Today I went to a funeral. The person died of cancer. I went to support their partner who is a life long friend. I had never found the deceased good or easy company. From my side, the deceased person had not been a good partner and had caused so many problems, but for various reasons they had stuck it out in the same house. The service was actually a very good service and showed a side to him I knew nothing about, by people who were very fond of him.

I like funerals because they make me think. Think about being alive and the opportunities life offers me before I end up in the box, and what I should strive to achieve to get a decent send off myself.

Today I wondered if separation and divorce shouldn't be forces for good. There is such stigma attached to it, and we judge it so quickly. But there's an awful lot of people doing it. Yes I do think we should work to stay together. And yes I do think that children are best brought up in a secure environment. But no I don't think 2 decent people bringing the worst out of each other is a good thing.
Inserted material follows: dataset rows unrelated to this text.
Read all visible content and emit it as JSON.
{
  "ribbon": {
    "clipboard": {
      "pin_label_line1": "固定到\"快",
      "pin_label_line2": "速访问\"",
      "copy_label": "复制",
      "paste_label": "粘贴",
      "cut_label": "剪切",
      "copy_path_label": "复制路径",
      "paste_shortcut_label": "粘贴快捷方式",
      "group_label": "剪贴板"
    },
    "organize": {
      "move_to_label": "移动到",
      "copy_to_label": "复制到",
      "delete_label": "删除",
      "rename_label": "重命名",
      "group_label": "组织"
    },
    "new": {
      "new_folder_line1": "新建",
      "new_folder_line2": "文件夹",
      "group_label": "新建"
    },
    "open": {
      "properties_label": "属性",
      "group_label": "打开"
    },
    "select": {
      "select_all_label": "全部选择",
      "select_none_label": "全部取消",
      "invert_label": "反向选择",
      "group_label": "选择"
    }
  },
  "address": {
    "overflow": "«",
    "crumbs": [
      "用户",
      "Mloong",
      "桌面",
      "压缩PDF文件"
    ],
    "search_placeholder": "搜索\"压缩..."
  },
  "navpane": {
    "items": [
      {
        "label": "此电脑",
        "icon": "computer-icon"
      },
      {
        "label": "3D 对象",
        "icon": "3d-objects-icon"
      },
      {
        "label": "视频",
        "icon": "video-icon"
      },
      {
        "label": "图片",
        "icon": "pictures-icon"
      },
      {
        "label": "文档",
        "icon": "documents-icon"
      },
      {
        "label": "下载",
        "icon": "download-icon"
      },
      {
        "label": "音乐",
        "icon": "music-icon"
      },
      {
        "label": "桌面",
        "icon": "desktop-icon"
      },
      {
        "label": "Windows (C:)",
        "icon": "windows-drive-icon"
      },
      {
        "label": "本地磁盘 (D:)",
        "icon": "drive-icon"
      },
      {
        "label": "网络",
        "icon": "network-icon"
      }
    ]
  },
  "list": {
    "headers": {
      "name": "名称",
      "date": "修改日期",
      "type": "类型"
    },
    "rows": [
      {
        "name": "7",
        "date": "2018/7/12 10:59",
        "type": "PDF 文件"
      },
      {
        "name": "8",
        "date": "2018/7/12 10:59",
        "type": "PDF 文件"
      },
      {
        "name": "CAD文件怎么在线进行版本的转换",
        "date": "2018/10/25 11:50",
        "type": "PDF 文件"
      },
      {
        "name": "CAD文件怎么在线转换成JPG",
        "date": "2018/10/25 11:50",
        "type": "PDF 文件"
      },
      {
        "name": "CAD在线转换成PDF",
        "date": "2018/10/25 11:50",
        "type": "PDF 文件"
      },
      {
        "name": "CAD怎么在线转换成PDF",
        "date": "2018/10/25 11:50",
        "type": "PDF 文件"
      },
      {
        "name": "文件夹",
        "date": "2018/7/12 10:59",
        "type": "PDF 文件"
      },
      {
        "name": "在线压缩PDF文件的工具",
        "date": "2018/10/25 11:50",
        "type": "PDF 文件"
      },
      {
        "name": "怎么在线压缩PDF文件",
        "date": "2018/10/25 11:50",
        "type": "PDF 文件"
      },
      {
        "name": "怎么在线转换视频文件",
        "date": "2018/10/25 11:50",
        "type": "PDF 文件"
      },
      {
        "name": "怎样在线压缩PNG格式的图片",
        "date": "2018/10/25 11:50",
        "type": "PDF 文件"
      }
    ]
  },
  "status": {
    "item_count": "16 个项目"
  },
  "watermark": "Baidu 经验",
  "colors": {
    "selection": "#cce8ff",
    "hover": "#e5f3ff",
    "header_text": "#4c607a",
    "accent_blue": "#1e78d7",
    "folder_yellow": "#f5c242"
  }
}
And I come back to my earlier statement: some disabled people can be miserable w :) rs and some can be sweethearts. I don't think anyone has a right to believe that whatever they've been struck by entitles them to make unreasonable demands on anyone else. If 2 people love each other, and are kind, then OF COURSE relationships are great despite disability - I'm in one and I ADORE my girl. And sometimes people go through a patch and the other has to be patient. But for how long does one have to be patient and what does one have to endure in that time? Silence, lack of affection or gratitude, abuse, unreasonable demands, thoughtlessness. It's tough because we all come to terms with something in different ways and at different speeds. But none of us knows what the future holds or where breaking point is.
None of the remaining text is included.